Já são nove da manhã e Rui ainda não me respondeu. Preciso que pare logo de me ignorar para finalmente poder fazer isso.
Fiz meu café da manhã hoje, dois ovos no pão fresco que meu pai trouxe agorinha. Eu realmente preciso parar de depender deles para trazer minhas compras, antes mesmo eles trazendo eu quase não comia, mas já estou bem melhor agora, só que me acomodei. Chega, a partir de hoje vou voltar a cozinhar e a fazer compras para casa.

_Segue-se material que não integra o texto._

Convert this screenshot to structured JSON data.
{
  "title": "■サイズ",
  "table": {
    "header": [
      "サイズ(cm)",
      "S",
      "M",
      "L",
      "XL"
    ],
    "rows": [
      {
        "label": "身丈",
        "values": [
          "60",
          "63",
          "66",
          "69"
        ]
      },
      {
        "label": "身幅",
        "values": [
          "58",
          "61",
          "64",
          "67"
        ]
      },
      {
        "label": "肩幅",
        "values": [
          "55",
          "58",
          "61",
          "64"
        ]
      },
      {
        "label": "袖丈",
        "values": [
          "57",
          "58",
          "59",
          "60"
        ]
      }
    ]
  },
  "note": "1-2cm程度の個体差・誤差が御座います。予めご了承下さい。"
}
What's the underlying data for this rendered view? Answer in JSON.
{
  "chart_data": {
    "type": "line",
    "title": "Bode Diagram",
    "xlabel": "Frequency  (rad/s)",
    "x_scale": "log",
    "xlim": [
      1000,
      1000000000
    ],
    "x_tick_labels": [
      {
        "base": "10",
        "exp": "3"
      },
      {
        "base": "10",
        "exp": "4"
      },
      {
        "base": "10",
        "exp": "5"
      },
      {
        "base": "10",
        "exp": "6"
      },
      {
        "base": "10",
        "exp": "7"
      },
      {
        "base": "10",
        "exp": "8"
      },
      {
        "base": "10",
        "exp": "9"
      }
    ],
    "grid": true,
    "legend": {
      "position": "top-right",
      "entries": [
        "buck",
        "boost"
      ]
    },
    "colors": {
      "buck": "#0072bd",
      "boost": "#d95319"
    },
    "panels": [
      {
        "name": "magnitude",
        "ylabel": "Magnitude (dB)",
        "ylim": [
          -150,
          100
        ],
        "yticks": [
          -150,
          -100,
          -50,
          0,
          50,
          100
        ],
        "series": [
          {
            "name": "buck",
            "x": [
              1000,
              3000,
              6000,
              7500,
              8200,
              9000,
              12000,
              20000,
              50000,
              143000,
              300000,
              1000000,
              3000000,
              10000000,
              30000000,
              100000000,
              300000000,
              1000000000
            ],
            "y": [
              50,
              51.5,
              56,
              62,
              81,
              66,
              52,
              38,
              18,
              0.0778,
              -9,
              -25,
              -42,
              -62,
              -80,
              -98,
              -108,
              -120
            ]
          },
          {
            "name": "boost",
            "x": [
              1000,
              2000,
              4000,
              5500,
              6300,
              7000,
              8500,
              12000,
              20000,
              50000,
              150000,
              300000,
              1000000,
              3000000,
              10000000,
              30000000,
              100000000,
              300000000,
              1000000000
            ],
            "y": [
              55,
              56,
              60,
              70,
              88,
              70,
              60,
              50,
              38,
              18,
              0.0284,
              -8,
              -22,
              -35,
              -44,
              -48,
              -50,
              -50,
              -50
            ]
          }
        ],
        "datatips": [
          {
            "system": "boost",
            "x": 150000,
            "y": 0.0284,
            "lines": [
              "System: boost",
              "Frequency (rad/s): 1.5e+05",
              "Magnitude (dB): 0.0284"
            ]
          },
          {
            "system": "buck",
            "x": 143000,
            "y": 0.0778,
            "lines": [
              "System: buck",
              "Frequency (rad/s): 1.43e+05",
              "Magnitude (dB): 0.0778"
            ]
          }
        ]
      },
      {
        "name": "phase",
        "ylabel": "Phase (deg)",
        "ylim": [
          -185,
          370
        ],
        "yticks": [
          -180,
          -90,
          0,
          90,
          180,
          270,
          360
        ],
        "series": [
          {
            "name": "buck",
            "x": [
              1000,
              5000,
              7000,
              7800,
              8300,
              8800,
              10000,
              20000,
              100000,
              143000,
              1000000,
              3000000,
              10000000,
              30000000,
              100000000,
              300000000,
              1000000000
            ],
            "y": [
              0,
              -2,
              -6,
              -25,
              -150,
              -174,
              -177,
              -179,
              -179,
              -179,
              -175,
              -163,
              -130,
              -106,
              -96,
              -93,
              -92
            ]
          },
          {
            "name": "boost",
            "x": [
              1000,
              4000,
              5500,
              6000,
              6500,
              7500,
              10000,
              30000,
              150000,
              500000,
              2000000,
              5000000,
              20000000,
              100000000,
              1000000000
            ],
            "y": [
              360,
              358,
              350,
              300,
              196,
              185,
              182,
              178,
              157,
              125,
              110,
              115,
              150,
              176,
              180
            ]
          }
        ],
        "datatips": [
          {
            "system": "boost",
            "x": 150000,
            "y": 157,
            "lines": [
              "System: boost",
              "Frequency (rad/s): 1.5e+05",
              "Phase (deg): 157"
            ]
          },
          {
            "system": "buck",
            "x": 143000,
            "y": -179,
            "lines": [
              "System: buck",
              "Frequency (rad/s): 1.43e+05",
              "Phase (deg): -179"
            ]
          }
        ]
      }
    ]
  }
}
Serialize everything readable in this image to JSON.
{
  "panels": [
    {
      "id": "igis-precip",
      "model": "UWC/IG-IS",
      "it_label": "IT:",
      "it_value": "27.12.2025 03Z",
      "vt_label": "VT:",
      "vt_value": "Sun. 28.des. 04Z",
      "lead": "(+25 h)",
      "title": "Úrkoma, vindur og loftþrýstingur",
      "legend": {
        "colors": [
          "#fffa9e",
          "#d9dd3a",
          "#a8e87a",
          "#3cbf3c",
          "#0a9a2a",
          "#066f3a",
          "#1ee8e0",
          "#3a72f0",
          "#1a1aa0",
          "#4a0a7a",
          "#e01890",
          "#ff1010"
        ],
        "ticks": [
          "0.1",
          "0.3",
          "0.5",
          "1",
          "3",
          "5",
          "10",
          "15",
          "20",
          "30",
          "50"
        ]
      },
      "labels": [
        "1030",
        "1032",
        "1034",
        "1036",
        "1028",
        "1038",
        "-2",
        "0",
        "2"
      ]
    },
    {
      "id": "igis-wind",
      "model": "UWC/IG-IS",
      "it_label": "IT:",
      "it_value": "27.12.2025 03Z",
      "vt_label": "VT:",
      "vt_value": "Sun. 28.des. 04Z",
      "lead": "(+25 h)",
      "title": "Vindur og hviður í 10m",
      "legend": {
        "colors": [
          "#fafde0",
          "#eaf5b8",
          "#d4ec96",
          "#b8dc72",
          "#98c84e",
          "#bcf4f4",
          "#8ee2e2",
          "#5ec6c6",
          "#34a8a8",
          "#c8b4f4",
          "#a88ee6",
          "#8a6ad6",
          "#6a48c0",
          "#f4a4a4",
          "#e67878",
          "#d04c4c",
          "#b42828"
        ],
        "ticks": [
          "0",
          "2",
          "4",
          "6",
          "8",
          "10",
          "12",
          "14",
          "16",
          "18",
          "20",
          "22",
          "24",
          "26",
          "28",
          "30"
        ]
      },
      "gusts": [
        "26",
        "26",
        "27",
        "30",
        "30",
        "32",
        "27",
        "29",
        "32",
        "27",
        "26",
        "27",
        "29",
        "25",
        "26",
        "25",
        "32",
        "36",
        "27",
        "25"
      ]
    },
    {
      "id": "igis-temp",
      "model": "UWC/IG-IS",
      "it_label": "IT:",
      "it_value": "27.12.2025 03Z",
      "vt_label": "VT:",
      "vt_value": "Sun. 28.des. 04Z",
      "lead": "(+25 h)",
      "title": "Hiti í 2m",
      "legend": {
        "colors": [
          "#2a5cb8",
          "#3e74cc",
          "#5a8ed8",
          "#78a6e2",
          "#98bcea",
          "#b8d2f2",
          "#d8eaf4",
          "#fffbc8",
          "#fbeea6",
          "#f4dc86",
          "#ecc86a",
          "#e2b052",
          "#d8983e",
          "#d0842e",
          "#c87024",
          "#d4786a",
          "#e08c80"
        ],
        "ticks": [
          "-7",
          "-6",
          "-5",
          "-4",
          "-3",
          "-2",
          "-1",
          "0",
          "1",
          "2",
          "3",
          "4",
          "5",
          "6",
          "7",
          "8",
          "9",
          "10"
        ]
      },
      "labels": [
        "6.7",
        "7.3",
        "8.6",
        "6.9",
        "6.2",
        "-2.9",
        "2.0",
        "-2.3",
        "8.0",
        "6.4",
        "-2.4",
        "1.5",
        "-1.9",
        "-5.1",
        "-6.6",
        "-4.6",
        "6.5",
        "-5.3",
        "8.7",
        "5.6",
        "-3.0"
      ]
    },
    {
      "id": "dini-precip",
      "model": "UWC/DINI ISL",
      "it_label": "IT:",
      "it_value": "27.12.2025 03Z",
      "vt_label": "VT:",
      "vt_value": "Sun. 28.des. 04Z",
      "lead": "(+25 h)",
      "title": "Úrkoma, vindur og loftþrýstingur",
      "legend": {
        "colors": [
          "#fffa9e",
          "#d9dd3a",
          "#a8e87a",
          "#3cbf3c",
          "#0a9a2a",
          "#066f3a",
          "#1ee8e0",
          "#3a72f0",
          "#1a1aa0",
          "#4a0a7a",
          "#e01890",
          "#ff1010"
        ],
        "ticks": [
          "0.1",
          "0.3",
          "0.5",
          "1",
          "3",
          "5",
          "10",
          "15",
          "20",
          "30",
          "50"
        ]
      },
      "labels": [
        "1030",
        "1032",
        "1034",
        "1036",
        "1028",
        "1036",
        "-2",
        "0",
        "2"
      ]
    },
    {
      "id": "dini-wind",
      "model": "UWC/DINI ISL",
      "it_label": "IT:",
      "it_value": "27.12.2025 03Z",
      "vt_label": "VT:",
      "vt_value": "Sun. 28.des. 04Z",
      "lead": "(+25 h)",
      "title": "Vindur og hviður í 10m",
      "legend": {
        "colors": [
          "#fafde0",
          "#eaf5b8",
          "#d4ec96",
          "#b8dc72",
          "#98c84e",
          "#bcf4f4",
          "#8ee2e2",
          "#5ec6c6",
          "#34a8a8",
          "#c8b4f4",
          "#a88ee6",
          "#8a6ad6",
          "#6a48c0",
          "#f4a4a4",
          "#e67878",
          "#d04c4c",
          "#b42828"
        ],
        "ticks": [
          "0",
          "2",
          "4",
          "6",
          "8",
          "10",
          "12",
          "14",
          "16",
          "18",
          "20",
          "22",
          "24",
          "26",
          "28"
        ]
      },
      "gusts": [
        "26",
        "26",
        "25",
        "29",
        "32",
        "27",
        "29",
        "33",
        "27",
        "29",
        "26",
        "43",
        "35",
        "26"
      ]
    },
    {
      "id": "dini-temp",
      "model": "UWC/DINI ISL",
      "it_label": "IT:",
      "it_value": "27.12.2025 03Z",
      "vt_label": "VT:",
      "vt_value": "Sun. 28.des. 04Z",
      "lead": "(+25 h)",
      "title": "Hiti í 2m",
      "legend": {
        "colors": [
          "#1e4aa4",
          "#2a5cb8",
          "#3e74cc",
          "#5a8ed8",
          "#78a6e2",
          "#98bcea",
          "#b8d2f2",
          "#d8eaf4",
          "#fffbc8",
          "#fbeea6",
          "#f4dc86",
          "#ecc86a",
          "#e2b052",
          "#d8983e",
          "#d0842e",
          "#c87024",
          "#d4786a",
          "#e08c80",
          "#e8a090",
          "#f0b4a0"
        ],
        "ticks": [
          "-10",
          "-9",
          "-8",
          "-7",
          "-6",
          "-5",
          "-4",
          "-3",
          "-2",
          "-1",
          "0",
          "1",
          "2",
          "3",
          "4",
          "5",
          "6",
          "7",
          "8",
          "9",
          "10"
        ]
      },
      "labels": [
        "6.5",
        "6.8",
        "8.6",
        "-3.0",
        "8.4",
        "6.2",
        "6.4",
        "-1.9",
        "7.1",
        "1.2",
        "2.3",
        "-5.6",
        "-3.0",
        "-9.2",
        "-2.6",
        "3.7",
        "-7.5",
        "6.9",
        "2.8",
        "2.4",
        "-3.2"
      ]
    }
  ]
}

Refaço a primeira ilustração, de Rui sentado no banco da Orla. Depois que terminei a leitura do livro de Daiane, entendi os sentimentos do protagonista e senti que precisava acrescentá-los à ilustração, principalmente o olhar e expressão facial. Vou para o segundo trabalho, Rui na piscina. Coloco mais densidade nas sombras na água e no seu rosto, trazendo mais verossimilhança à ilustração. Sigo para a última, preciso consertar a profundidade da rede que deve ser uma cama. Olho algumas fotos na internet e consigo soar convincente. Satisfeita com as melhoras que fiz começo a dar cor, tons pastéis como Daiane pediu. Olho para os meus trabalhos prontos, orgulhosa. Quem diria que eu conseguiria ilustrar de novo depois de tudo que aconteceu e ainda pessoas realistas. Lembro que eu costumava dar vida a objetos inanimados e personificar animais. Com certeza, esses trabalhos têm seu valor, mas para mim, tive uma grande evolução. De coisas às pessoas, de livros infantis a suspense. Eu mudei nesse último ano, justo é que minha maneira de ilustrar também tenha mudado.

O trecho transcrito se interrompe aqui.